There have been various discussions on the subject, of course.
But let’s start with the definitions: what does it mean for a value to be computed at compile time ?
Remember that OCaml is mostly a functional language. In particular in the intermediate representations that are used for optimisations, we use something that’s close to an extension of the lambda-calculus.
So what does it mean for a lambda-term to be evaluated at compile time ? Well, the most obvious answer is to beta-reduce it until we get a value (i.e. not an application). But that’s not always possible: if you get an application of the form x y
, where x
is a variable on which you do not have information in this scope, you can’t reduce it further. In real OCaml programs, this can happen either if you try to do compile time computations inside functions (let foo f = let y = (f[@comp]) 0 in y
) or if you access compilation units for which the .cmx
file is absent (in your List.sort
example, if you don’t have access to list.cmx
you can’t reduce it further). Values that are the result of the call to a C function (or Sys.opaque_identity
) also fall broadly into this case. This is not that big a problem: if the compiler can’t reduce an application, it can emit a warning saying that it couldn’t evaluate the expression at compile time and move on.
In the Flambda world, this should be doable through inlining. If we inline all functions calls that occur under a given [@comp]
annotation, we could produce something that looks (after simplification) reasonably like what you would expect. In fact, if I compile let lst = List.sort Int.compare [1;2;7;4;5;6;0;3]
with ocamlopt -O3 -inline-call-cost 100 -inline-max-unroll 10
I get something equivalent to let lst = [0; 1; 2; 3; 4; 5; 6; 7]
. Unfortunately there’s currently no way to set the inlining parameters for a specific part of the code only, and of course knowing which exact parameters to pass is not exactly trivial to find. But it shows that if we wanted to add support for your [@comp]
attribute, we could already go a long way with minimal additional effort.
However, if we try the same approach with Array.sort
then we quickly hit a wall: loops and operations on mutable structures are never simplified, so even is you inline all function calls you’ll never get a single result.
Simplifying loops is not completely impossible. As a proof of concept, we could rewrite while _test do _body done
to let rec loop () = if test then (_body; loop ()) in loop ()
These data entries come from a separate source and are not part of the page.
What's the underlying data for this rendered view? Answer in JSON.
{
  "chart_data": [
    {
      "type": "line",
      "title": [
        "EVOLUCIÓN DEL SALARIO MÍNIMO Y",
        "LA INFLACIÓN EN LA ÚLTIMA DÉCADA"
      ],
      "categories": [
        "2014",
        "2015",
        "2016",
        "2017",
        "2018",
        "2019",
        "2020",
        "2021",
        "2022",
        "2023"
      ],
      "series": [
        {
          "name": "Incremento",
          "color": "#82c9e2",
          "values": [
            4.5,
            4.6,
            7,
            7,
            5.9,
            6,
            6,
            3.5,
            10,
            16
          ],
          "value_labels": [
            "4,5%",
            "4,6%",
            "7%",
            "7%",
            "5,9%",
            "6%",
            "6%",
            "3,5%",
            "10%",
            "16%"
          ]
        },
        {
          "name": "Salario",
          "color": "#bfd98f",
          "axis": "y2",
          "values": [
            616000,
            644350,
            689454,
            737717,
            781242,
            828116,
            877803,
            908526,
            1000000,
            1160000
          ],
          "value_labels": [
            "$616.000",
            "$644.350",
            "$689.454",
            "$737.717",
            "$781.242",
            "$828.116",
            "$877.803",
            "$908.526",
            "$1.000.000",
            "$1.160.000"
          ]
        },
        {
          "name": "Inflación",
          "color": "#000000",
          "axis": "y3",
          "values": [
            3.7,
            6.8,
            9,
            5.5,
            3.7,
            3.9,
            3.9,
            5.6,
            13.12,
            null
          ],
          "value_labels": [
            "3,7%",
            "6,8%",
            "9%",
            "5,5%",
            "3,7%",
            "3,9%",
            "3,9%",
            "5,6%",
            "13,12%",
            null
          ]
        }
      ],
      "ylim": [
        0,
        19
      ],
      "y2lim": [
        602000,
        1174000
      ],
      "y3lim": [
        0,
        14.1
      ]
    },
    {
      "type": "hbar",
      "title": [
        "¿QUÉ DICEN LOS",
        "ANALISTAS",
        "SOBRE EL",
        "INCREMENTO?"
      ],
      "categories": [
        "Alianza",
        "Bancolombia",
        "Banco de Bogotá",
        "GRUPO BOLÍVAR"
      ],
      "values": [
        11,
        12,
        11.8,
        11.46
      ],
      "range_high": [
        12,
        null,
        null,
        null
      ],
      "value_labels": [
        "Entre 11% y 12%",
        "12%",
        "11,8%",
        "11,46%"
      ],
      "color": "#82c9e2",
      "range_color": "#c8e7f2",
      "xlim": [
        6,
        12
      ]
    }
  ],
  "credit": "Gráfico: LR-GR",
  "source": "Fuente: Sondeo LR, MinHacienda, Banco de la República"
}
and reuse the unrolling mechanism. But loops are all about doing side-effects, and that’s where it gets complicated. Tracking the contents of values with mutable fields is very tricky: if you can’t get 100% sure that you know all the places where the value gets modified, you can’t do any meaningful simplifications. So that means that the optimiser needs a precise escape analysis (to track where each mutable value might end up), which tends to be expensive. After that, you need to track the effect of evaluating the expressions during the traversal. In practice, this means that if your symbolic evaluator keeps its environment as a map from variables to symbolic values, instead of simply passing the environment as argument during the traversal of sub-expressions, you have to also return it and be careful to always use the updated version. This also forces you to choose an evaluation order for all expressions that have multiple sub-expressions.
All of that is a lot of work, but it can be useful for other reasons too, so most of the required pieces of code have already been done in one way or the other on our experimental Flambda 2 branch. (The escape analysis part is very incomplete though; for now we only have the code from the main compiler that translates non-escaping references to mutable variables. For the purpose of compile-time evaluation of mutable structures we would need to generalise it to other data types and integrate it in the simplifier.)
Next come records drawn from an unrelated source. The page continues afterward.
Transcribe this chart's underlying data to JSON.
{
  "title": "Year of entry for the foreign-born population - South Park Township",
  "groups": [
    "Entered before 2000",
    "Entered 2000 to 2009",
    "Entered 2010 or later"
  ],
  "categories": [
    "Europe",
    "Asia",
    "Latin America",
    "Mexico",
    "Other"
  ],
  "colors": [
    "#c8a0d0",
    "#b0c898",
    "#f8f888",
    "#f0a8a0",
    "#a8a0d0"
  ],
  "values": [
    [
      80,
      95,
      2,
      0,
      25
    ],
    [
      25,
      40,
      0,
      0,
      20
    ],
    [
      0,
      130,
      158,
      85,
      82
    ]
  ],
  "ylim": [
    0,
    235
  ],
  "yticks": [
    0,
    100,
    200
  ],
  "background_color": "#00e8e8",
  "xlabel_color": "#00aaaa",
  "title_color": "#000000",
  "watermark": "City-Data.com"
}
But there is one last issue: the array
type. It’s a built-in type, but some of the primitives manipulating arrays are actually implemented in C, in the runtime. So to actually simplify code using arrays, we need to hardcode in our simplifier (or symbolic evaluator) the semantics of all meaningful C functions of the runtime. Not impossible, but a lot of code to write and maintain.
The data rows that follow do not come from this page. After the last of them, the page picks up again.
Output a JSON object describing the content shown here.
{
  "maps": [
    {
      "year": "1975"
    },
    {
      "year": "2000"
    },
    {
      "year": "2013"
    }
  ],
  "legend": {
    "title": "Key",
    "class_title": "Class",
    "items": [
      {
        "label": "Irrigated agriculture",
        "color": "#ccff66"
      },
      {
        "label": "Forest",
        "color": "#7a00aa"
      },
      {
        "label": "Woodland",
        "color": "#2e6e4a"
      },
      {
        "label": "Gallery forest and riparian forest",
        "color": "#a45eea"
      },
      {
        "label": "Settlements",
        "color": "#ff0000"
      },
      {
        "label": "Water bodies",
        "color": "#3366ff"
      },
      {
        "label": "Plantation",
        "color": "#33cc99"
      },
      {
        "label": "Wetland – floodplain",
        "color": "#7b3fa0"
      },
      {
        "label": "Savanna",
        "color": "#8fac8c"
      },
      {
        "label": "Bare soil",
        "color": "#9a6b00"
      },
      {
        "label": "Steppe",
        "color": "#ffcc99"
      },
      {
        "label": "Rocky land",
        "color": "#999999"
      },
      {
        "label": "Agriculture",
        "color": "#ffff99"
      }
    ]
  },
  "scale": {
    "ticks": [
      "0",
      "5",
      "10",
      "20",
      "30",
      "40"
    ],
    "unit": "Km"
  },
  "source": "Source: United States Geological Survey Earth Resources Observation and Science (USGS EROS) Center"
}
To sum up, the feature you propose makes sense from the user’s point of view, and a lot of the code needed to make it work is already there. But to make it work in all cases is still a long way ahead, and we’re not very keen on introducing a feature that only works partially, without a good specification of which cases are handled and which cases are not (cough [@tailcall]
cough). Feel free to post a feature request on the main tracker about it though, maybe someone will find the time and motivation to work on it at some point.